The retail industry has always been at the forefront of innovation. It started with the massive pivot of the customers from the brick and mortar to online shopping. Covid has further exacerbated this shift as is evident in the change in consumer preferences and buying behavior. This change calls for agility in supply chains to serve the consumer's demands in a more effective and efficient way.
The eCommerce brands and businesses generate large volumes of data with the increasing interactions of the users with online websites. Such interactions aka data catch every data scientist’s fancy as they use machine learning algorithms on such large-scale data to identify the patterns and generate business insights.
AI use-cases in Retail
In this article, we will discuss some of the use cases of AI/ML in the retail industry.
Let's start with an analogy - the support staff in a retail store is always available to help you find the relevant product, the closest variant match (in case the exact product is not available), a similar product with better pricing, and a lot more. Note that their job (read search space) is still limited to all the products available within the store.
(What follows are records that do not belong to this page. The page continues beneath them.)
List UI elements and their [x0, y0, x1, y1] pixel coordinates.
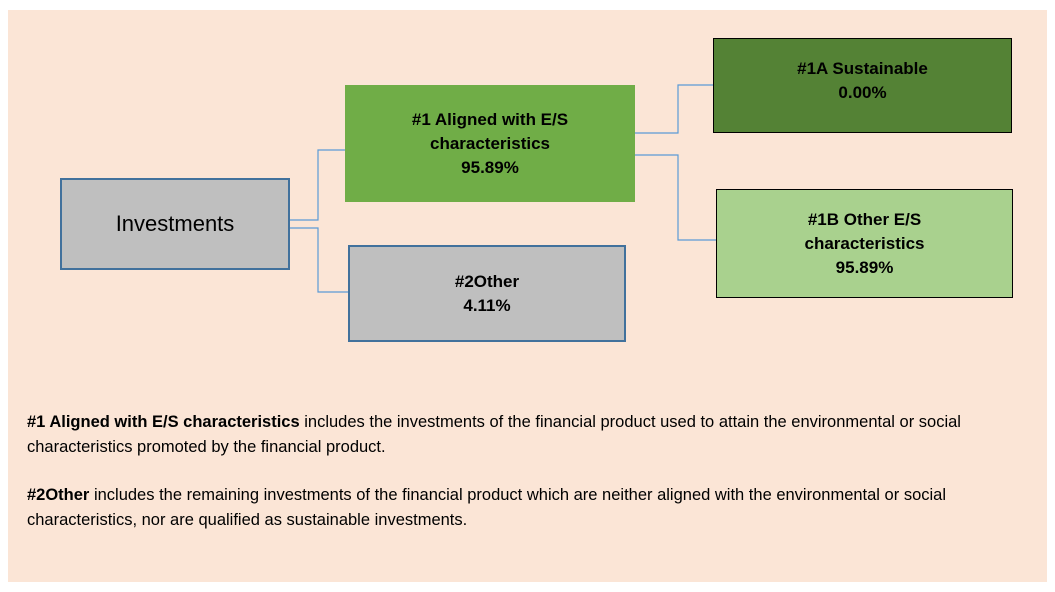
node-value: 95.89%	[461, 157, 519, 177]
note: #2Other includes the remaining investmen…	[27, 483, 1037, 533]
note-term: #2Other	[27, 486, 90, 504]
connector	[290, 149, 345, 221]
connector	[635, 84, 713, 134]
node-value: 95.89%	[835, 257, 894, 277]
node-value: 0.00%	[838, 83, 887, 102]
node-label: Investments	[115, 211, 235, 236]
connector	[635, 154, 716, 241]
note: #1 Aligned with E/S characteristics incl…	[27, 410, 1037, 460]
node: #1A Sustainable 0.00%	[713, 38, 1012, 133]
note-text: includes the remaining investments of th…	[27, 486, 946, 529]
note-term: #1 Aligned with E/S characteristics	[27, 413, 300, 431]
connector	[290, 227, 348, 293]
node: #1B Other E/S characteristics 95.89%	[716, 189, 1013, 298]
node-label: #1 Aligned with E/S characteristics	[411, 109, 569, 153]
node-label: #1B Other E/S characteristics	[804, 209, 925, 253]
node-label: #1A Sustainable	[797, 59, 928, 78]
note-text: includes the investments of the financia…	[27, 413, 961, 456]
node: Investments	[60, 178, 290, 270]
node-label: #2Other	[454, 271, 520, 291]
node: #2Other 4.11%	[348, 245, 626, 342]
node-value: 4.11%	[463, 295, 511, 315]
node: #1 Aligned with E/S characteristics 95.89…	[345, 85, 635, 202]
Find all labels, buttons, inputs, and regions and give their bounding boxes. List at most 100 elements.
Now enters the AI that finds the relevant product for your search query in the universe of the entire catalog of the eCommerce brand. Notably, the search space has increased manifold as the AI algorithm needs to find the closest matching product with the best competitive pricing to facilitate the conversion.
Chatbots, virtual assistants, and voice-command assistants do the same job in the digital world. They ease online shopping by helping the users by scanning through the vast catalog in a fraction of time and finding the relevant product.
AI is not just limited to the text query but is also capable of analyzing the huge corpus of images to identify the relevant products on the basis of the uploaded image of the product by the user. This saves the user the hassle of typing the characteristics of the product and leads to the better matching product identification.
Lead generation and retention
Smart AI systems analyze the logs of the user search e.g. the amount of time spent across categories, products saved for later, products in the cart, etc, and keep the customer engaged by sending special deals and offers to improve the chances of conversion. This search history and customers’ touchpoints on digital platforms make an excellent repository of insights for the businesses as they can send personalized recommendations with discounted prices.
These deals also serve as a great extrapolation of what once used to be a static discount rule. Dynamic pricing helps businesses devise a more agile way to understand supply and demand dynamics in real-time and drive their customers through conversion by serving customized discounts.
The user search history and clickstream journey not only help in retaining their interests by providing better discounts and deals, but AI also has the potential to identify the subset of other users with similar interests in products as the targeted user. It then recommends those products by predicting what each user might need next.
While this is driving great conversions for the businesses, pushing such personalized recommendations certainly gives customers a seamless experience by notifying them of their potential interests.
The buck doesn’t stop here - personalization is the integrated view across multiple channels like mobile web app, website and email campaigns that is bolstering the customer experience.
Demand forecasting is at the core of the fulfillment process. It involves predicting what products need to be at what location and in what quantity that the customer is likely to buy in a given time frame. The goal is to position the products that the customers will likely buy in the forecast duration closer to their geography. It involves a multitude of attributes like historical purchase patterns, promotions, discounts, holidays, etc.
Inventory Management and Last-Mile Delivery
Maintaining the right amount of inventory to appropriately serve the customers’ demand is one tough job. Consumer behavior and patterns change sporadically. A lot of exogenous variables come to play. One such recent development is godspeed grocery delivery time. Now, users do not need to plan their grocery needs in advance. Such factors add up to how users’ demands change and so is the need for a smart way of optimizing inventory. Not to forget the profound impact on the last-mile delivery process.
Challenges in Adoption of AI in Retail
AI has a lot of potential to improve the user experience and retail industry as a whole in the years to come. Having said that, building AI-enabled applications is no mean feat and has its own challenges.
It requires highly skilled data scientists along with cutting-edge software and hardware. Undoubtedly, such large-scale transformational projects call for huge business investments and need a thorough understanding of high-value problem statements. The critical question is to identify those high business impact projects. While there is no golden rule, the pragmatic way would be to identify a couple of the use-cases that have a direct impact on the company’s top and bottom line.
Another way to onboard such high-visibility projects is to study the market and see how competitors or other players in the market are using AI to accelerate the digital transformation journey. The key is to show the impact first, which would open the door for the rest of the AI-driven projects and act as an enabler in optimizing the entire supply chain.
In nutshell, AI technology is a big enabler in digital transformation and requires agility and timely adoption of AI to accelerate this journey.